Audra was already waiting in Room 405.

She sat by the window with a book open in one hand. The late sunlight had done excellent work on her behalf. It slipped through the glass in a warm sheet, caught in her dark hair, and softened the clean line of her profile. When the breeze moved in through the open window, she lifted one hand and tucked loose strands behind her ear with the kind of natural grace most people would have needed a mirror and three attempts to imitate.

It was an unfairly beautiful scene.

Cyrus walked in, pulled out the chair across from her, sat down, and opened his notebook.

He did not look twice.

Audra’s expression did not change.

Under the desk, her hand slowly curled into a fist.

Every time she expected even a small reaction, Cyrus gave her nothing. He gave no embarrassment. He showed no stiffness. He did not slip into the dazed silence other boys fell into when she stood too close. He did not even have the irritating overconfidence of someone pretending not to care.

He simply moved past her beauty like it was a chair, a window, or a page number.

Was he into men?

The thought arrived so abruptly that Audra nearly pressed her pen through the paper.

She let the suspicion sit there, then rejected the easy answer.

If Cyrus were only indifferent to her, that would be one thing. The problem was Faye. The problem was the way he had spoken to Faye near the disposal bins.
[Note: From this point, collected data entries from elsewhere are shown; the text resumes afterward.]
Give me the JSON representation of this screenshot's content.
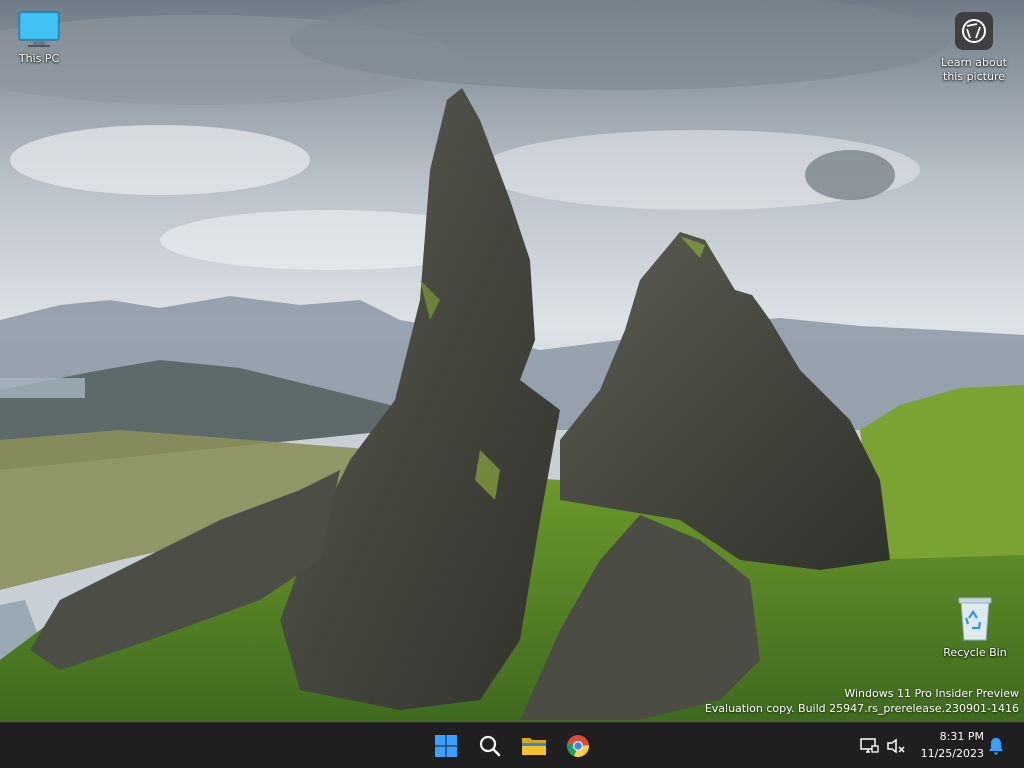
{
  "desktop": {
    "icons": [
      {
        "label": "This PC",
        "icon": "monitor-icon"
      },
      {
        "label": "Learn about this picture",
        "icon": "camera-aperture-icon"
      },
      {
        "label": "Recycle Bin",
        "icon": "recycle-bin-icon"
      }
    ],
    "watermark": {
      "line1": "Windows 11 Pro Insider Preview",
      "line2": "Evaluation copy. Build 25947.rs_prerelease.230901-1416"
    }
  },
  "taskbar": {
    "apps": [
      {
        "name": "Start",
        "icon": "windows-start-icon",
        "color": "#3aa0ff"
      },
      {
        "name": "Search",
        "icon": "search-icon",
        "color": "#ffffff"
      },
      {
        "name": "File Explorer",
        "icon": "folder-icon",
        "color": "#f2c230"
      },
      {
        "name": "Google Chrome",
        "icon": "chrome-icon",
        "color": "#dd4b39"
      }
    ],
    "tray": {
      "network_icon": "network-monitor-icon",
      "volume_icon": "speaker-muted-icon",
      "time": "8:31 PM",
      "date": "11/25/2023",
      "notification_icon": "bell-icon"
    }
  },
  "colors": {
    "taskbar_bg": "#1f1f1f",
    "accent_blue": "#3aa0ff",
    "grass_green": "#5a8a2a"
  }
}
The problem was Faye turning around after class with her phone already ready, as if asking for his contact information had been planned.

Audra began the tutoring session.

Her voice stayed even. Her explanations stayed precise. Cyrus followed the lesson with the same serious attention he gave every problem he actually wanted to solve. That was another annoying part. He was not lazy when he cared. He listened, corrected mistakes, asked direct questions, and wrote down what mattered.
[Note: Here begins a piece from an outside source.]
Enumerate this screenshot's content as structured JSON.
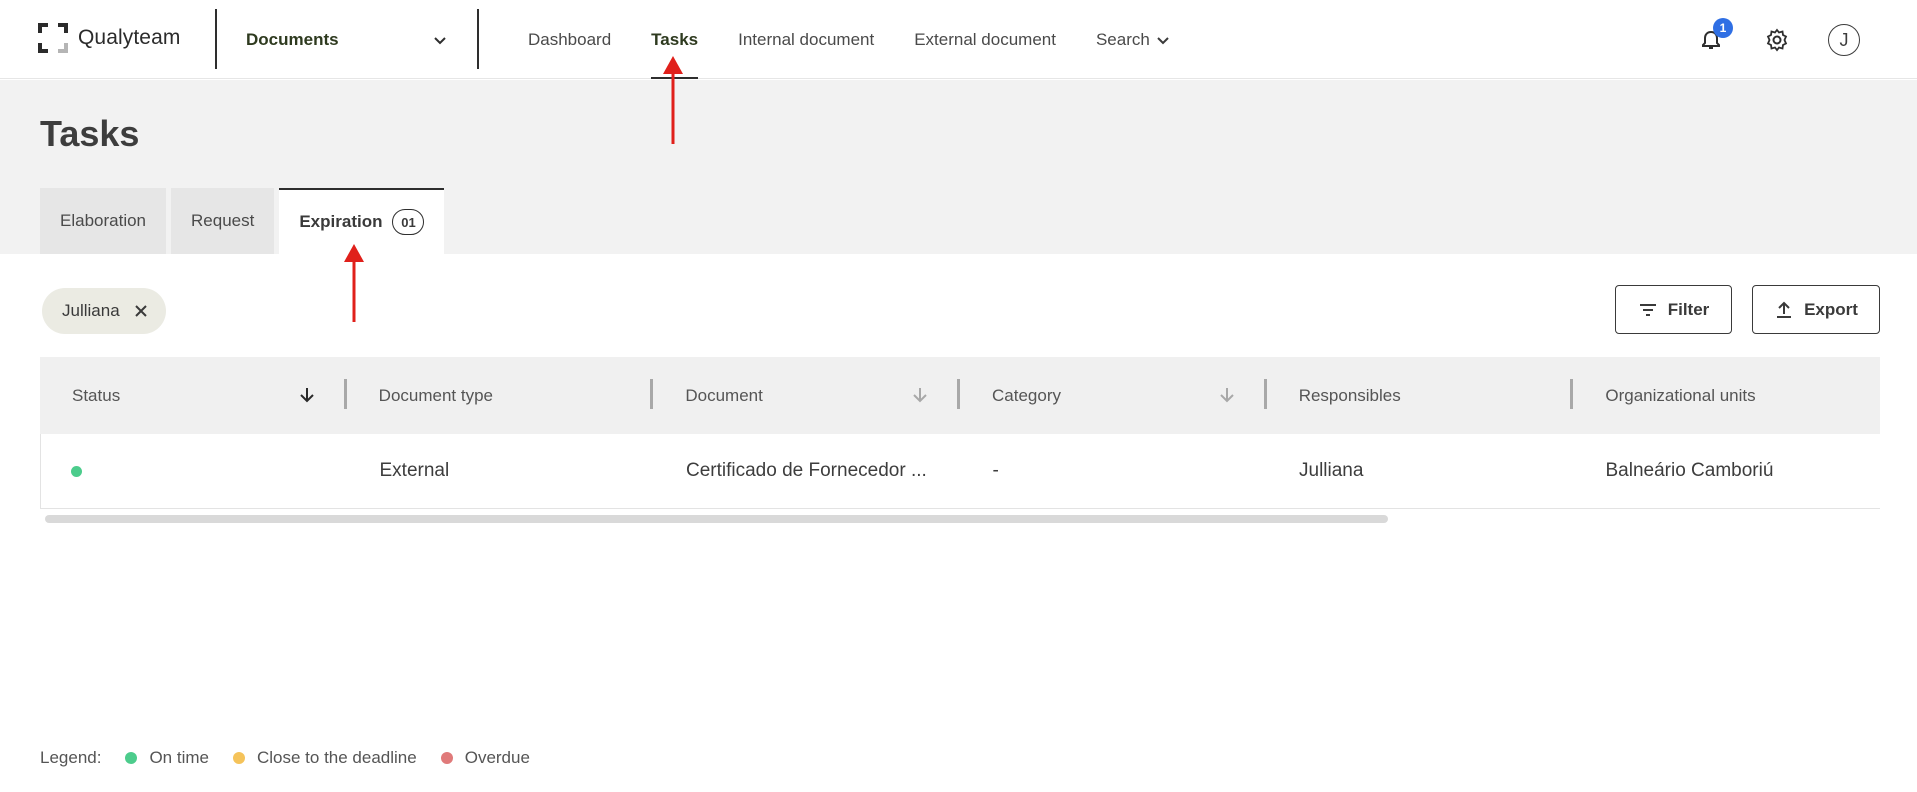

He was difficult in exactly the way that made effort feel possible.

Halfway through the session, Audra turned a page in the practice packet and asked, as if the thought had only just occurred to her, "Did you enjoy the activity today?"

"It was pretty fun," Cyrus said.

"Then what about the food?"

His pencil paused.

Audra watched him carefully.

"The curry you and Faye made was really good."
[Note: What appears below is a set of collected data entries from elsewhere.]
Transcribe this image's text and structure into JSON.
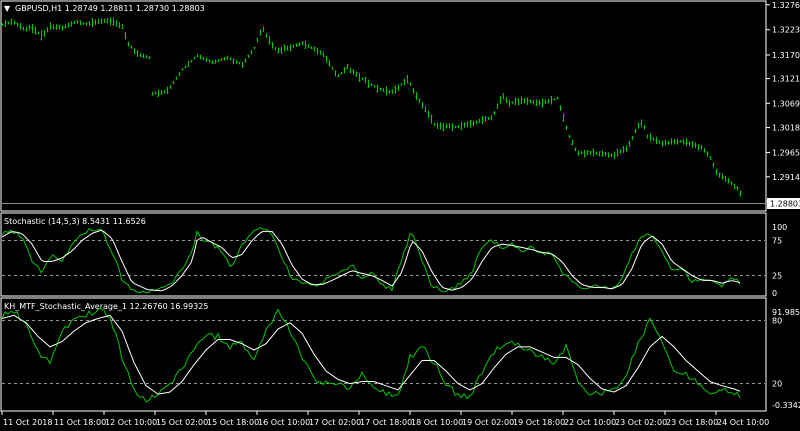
{
  "colors": {
    "background": "#000000",
    "bars": "#00c800",
    "fast": "#00c800",
    "slow": "#ffffff",
    "border": "#ffffff",
    "level": "#c8c8c8"
  },
  "main": {
    "collapse_glyph": "▼",
    "title": "GBPUSD,H1  1.28749 1.28811 1.28730 1.28803",
    "price_ticks": [
      "1.32762",
      "1.32237",
      "1.31707",
      "1.31211",
      "1.30692",
      "1.30182",
      "1.29657",
      "1.29147",
      "1.28637"
    ],
    "current_price": "1.28803",
    "ylim": [
      1.2845,
      1.3282
    ]
  },
  "stoch": {
    "title": "Stochastic (14,5,3) 8.5431 11.6526",
    "ticks": [
      "100",
      "75",
      "25",
      "0"
    ],
    "levels": [
      75,
      25
    ],
    "ylim": [
      0,
      100
    ]
  },
  "kh": {
    "title": "KH_MTF_Stochastic_Average_1 12.26760 16.99325",
    "ticks": [
      "91.9857",
      "80",
      "20",
      "-0.33429"
    ],
    "levels": [
      80,
      20
    ],
    "ylim": [
      -0.33429,
      91.9857
    ]
  },
  "time_axis": [
    "11 Oct 2018",
    "11 Oct 18:00",
    "12 Oct 10:00",
    "15 Oct 02:00",
    "15 Oct 18:00",
    "16 Oct 10:00",
    "17 Oct 02:00",
    "17 Oct 18:00",
    "18 Oct 10:00",
    "19 Oct 02:00",
    "19 Oct 18:00",
    "22 Oct 10:00",
    "23 Oct 02:00",
    "23 Oct 18:00",
    "24 Oct 10:00"
  ],
  "chart_data": [
    {
      "type": "line",
      "name": "GBPUSD,H1 price bars",
      "keypoints_x": [
        0,
        10,
        22,
        30,
        40,
        48,
        60,
        75,
        85,
        100,
        110,
        120,
        126,
        135,
        148,
        150,
        165,
        180,
        195,
        210,
        225,
        240,
        252,
        260,
        265,
        275,
        285,
        300,
        320,
        335,
        345,
        360,
        375,
        390,
        405,
        415,
        425,
        432,
        440,
        455,
        475,
        490,
        500,
        507,
        520,
        540,
        555,
        565,
        570,
        575,
        590,
        610,
        625,
        635,
        640,
        645,
        660,
        680,
        700,
        708,
        715,
        725,
        735,
        738
      ],
      "keypoints_y": [
        1.3235,
        1.324,
        1.3225,
        1.3228,
        1.321,
        1.3232,
        1.3228,
        1.324,
        1.3235,
        1.3243,
        1.3242,
        1.323,
        1.3195,
        1.3172,
        1.3165,
        1.309,
        1.3095,
        1.314,
        1.317,
        1.3155,
        1.3165,
        1.315,
        1.3185,
        1.323,
        1.3205,
        1.318,
        1.3185,
        1.3195,
        1.3175,
        1.3125,
        1.3145,
        1.312,
        1.31,
        1.3092,
        1.312,
        1.308,
        1.305,
        1.3025,
        1.302,
        1.302,
        1.303,
        1.304,
        1.3085,
        1.307,
        1.3075,
        1.307,
        1.308,
        1.301,
        1.2985,
        1.2965,
        1.2965,
        1.296,
        1.2975,
        1.302,
        1.303,
        1.3,
        1.2985,
        1.299,
        1.2975,
        1.2955,
        1.292,
        1.2908,
        1.289,
        1.288
      ]
    },
    {
      "type": "line",
      "name": "Stochastic (14,5,3)",
      "keypoints_x": [
        0,
        10,
        20,
        30,
        40,
        50,
        60,
        70,
        80,
        90,
        100,
        110,
        120,
        130,
        145,
        160,
        170,
        180,
        190,
        195,
        200,
        210,
        220,
        230,
        240,
        250,
        260,
        270,
        280,
        290,
        300,
        310,
        320,
        330,
        340,
        350,
        360,
        370,
        380,
        390,
        400,
        410,
        420,
        430,
        440,
        450,
        460,
        470,
        480,
        490,
        500,
        510,
        520,
        530,
        540,
        550,
        560,
        570,
        580,
        590,
        600,
        610,
        620,
        630,
        640,
        650,
        660,
        670,
        680,
        690,
        700,
        710,
        720,
        730,
        740
      ],
      "series": [
        {
          "values": [
            85,
            90,
            80,
            45,
            30,
            55,
            45,
            70,
            85,
            92,
            88,
            60,
            20,
            5,
            2,
            5,
            15,
            35,
            60,
            88,
            75,
            70,
            60,
            35,
            70,
            85,
            92,
            85,
            50,
            20,
            15,
            10,
            15,
            25,
            30,
            40,
            20,
            30,
            10,
            5,
            50,
            90,
            45,
            10,
            3,
            5,
            15,
            30,
            65,
            75,
            65,
            70,
            60,
            65,
            55,
            58,
            30,
            15,
            5,
            10,
            8,
            5,
            20,
            55,
            85,
            80,
            60,
            30,
            35,
            15,
            20,
            20,
            10,
            25,
            10
          ]
        },
        {
          "values": [
            80,
            88,
            85,
            70,
            45,
            45,
            50,
            60,
            75,
            85,
            90,
            78,
            45,
            15,
            5,
            3,
            10,
            25,
            45,
            75,
            80,
            72,
            65,
            50,
            55,
            75,
            88,
            88,
            70,
            40,
            20,
            12,
            12,
            18,
            25,
            32,
            28,
            25,
            18,
            10,
            30,
            75,
            60,
            30,
            8,
            4,
            8,
            20,
            45,
            65,
            70,
            68,
            65,
            62,
            58,
            56,
            45,
            25,
            12,
            8,
            8,
            6,
            12,
            35,
            70,
            82,
            70,
            45,
            35,
            25,
            18,
            18,
            14,
            18,
            14
          ]
        }
      ]
    },
    {
      "type": "line",
      "name": "KH_MTF_Stochastic_Average_1",
      "keypoints_x": [
        0,
        12,
        24,
        36,
        48,
        60,
        72,
        84,
        96,
        108,
        120,
        132,
        144,
        156,
        168,
        180,
        192,
        204,
        216,
        228,
        240,
        252,
        264,
        276,
        288,
        300,
        312,
        324,
        336,
        348,
        360,
        372,
        384,
        396,
        408,
        420,
        432,
        444,
        456,
        468,
        480,
        492,
        504,
        516,
        528,
        540,
        552,
        564,
        576,
        588,
        600,
        612,
        624,
        636,
        648,
        660,
        672,
        684,
        696,
        708,
        720,
        732,
        740
      ],
      "series": [
        {
          "values": [
            85,
            90,
            75,
            50,
            40,
            70,
            82,
            86,
            90,
            85,
            45,
            15,
            5,
            8,
            20,
            35,
            55,
            65,
            65,
            55,
            60,
            40,
            70,
            90,
            70,
            45,
            25,
            20,
            20,
            15,
            30,
            15,
            10,
            8,
            45,
            55,
            40,
            20,
            8,
            8,
            30,
            50,
            60,
            58,
            50,
            45,
            40,
            55,
            20,
            10,
            10,
            15,
            25,
            60,
            80,
            60,
            30,
            28,
            20,
            12,
            15,
            12,
            5
          ]
        },
        {
          "values": [
            82,
            85,
            78,
            65,
            55,
            60,
            70,
            78,
            82,
            85,
            70,
            40,
            18,
            10,
            12,
            22,
            38,
            52,
            62,
            62,
            58,
            52,
            58,
            72,
            78,
            68,
            48,
            32,
            24,
            20,
            22,
            22,
            18,
            14,
            28,
            42,
            42,
            32,
            20,
            14,
            20,
            35,
            48,
            55,
            55,
            50,
            45,
            45,
            38,
            25,
            15,
            12,
            18,
            35,
            55,
            65,
            55,
            42,
            32,
            22,
            18,
            15,
            12
          ]
        }
      ]
    }
  ]
}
Audra’s smile remained where it was supposed to be.

Inside, something small and sharp tapped against her patience.

She had asked about the food she made.

He had answered by putting Faye beside her.

He had brought Faye into it again.

Was he doing that on purpose, or was he truly that unaware?

Audra lowered her gaze to the worksheet and turned to the next problem. Her voice stayed calm when she resumed the explanation, but her thoughts were no longer on the numbers.

Cyrus and Faye.

The quiet girl who hid her face. The boy who hid his.

They could not seriously be dating, could they?